Ursula Rutherford says
Making a broad generalisation, it seems lean initiatives in many industries need top-management support to have a chance of success. In contrast, there are many accounts of agile programming techniques being adopted at team level with good results.
At what level of organisations do you recommend lean software development be introduced?
Imagine an organistion with high-level sponsorship and a generous budget to make software development lean… Should change begin with education or practice; in the development team or the boardroom; slow or fast; a pilot project or ‘for real’; imposed by decree or encouraged by incentives?
Judy Silverthorn says
Working with Agile / Scrum methodology is new to me and the struggles of the old mind mapping are at the base of this question. The goal of the burndown chart is of particular interest because in my mind it shows the scope and a total estimate. The programming manager, I am working with and learning from, indicates that only the iteration is estimated and the totoal is only known at that end. Can you give me some insights on how this works for management and planning out into the future for resources and the next project? Thank you.

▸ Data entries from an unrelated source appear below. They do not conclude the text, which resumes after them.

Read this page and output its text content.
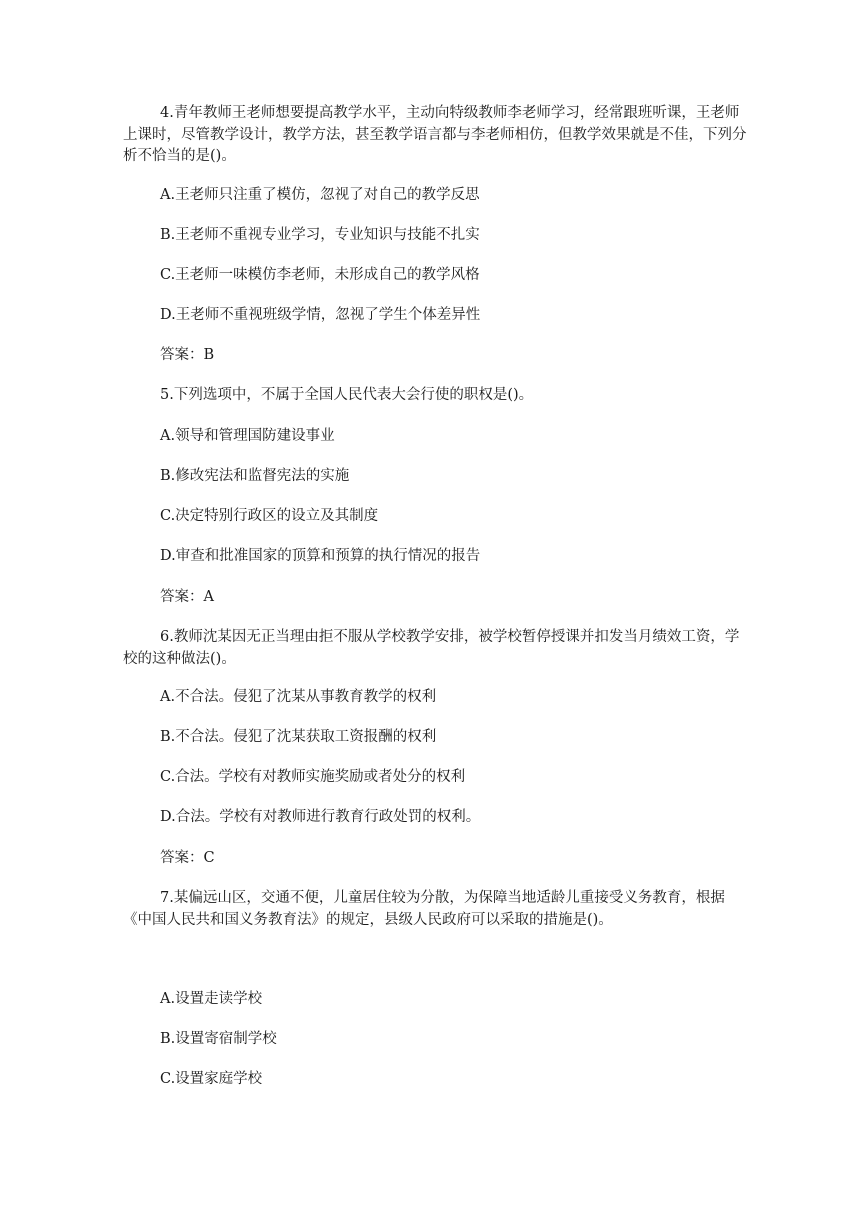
4.青年教师王老师想要提高教学水平，主动向特级教师李老师学习，经常跟班听课，王老师上课时，尽管教学设计，教学方法，甚至教学语言都与李老师相仿，但教学效果就是不佳，下列分析不恰当的是()。

A.王老师只注重了模仿，忽视了对自己的教学反思

B.王老师不重视专业学习，专业知识与技能不扎实

C.王老师一味模仿李老师，未形成自己的教学风格

D.王老师不重视班级学情，忽视了学生个体差异性

答案：B

5.下列选项中，不属于全国人民代表大会行使的职权是()。

A.领导和管理国防建设事业

B.修改宪法和监督宪法的实施

C.决定特别行政区的设立及其制度

D.审查和批准国家的顶算和预算的执行情况的报告

答案：A

6.教师沈某因无正当理由拒不服从学校教学安排，被学校暂停授课并扣发当月绩效工资，学校的这种做法()。

A.不合法。侵犯了沈某从事教育教学的权利

B.不合法。侵犯了沈某获取工资报酬的权利

C.合法。学校有对教师实施奖励或者处分的权利

D.合法。学校有对教师进行教育行政处罚的权利。

答案：C

7.某偏远山区，交通不便，儿童居住较为分散，为保障当地适龄儿重接受义务教育，根据《中国人民共和国义务教育法》的规定，县级人民政府可以采取的措施是()。

A.设置走读学校

B.设置寄宿制学校

C.设置家庭学校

Where can I go to find documented proof that Agile has improved the bottom line for a company? I am working as a team lead in a web development company, and my superiors all want growth and improvement, but have their eyes to the ground so hard they can’t see any ways to improve other than their own ideas (I’m sure this is a familiar situation). I want to make changes and improvements, but my suggestions are often replied with something to the effect of ‘don’t rock the boat’. I know implementing such paradigms must come from the top down to be effective, and the only thing that will capture the attention of the top is a dollar figure. So again, where can I go for documentation on bottom line profits for a company after incorporating Agile?
Richard Karpinski says
What about goals and their metrics and measures? Is Gilb the only management theorist concerned with such?
What do Lean and Agile offer for methods for choosing what to do next?
The Toyota Production System seems far more comprehensive than Lean and Agile put together. Can we sensibly ignore the parts not covered by Lean and Agile?
Shouldn’t we read Ohno before we need to say, “Oh NO!”?
Corey Ladas says
Lean would seem to allow for a broader set of ideas and practices than some Agile adherents would find acceptable. For example, SEI Team Software Process seems closer to Lean both in spirit and in pedigree than much of the Agile body of practice, yet many Agilists regard Watts Humphrey as a villain.
Has Agile become the new orthodoxy? How does Agile add value to Lean? Will the prejudices of the Agile community limit the progress of Lean ideas within software development? When do we get to drop the Lean/Agile qualifier and just be Lean?
Julian Hessels says
I have a few questions about supplier relationships.
I read in the “Toyota Way” that dual sources almost every part which in used in manufacturing their cars. Once something goes wrong in the supply chain, the company that made the mistake will only lose a part of their business, say 5% and that part moves to the other supplier. Also I read that Toyota uses their own quality engineers to improve quality in the suppliers plants. I am a relative newby in both IT and as well as outsourcing, but I am curious on how would you design lean supplier relationships in software development? What are good examples have you seen?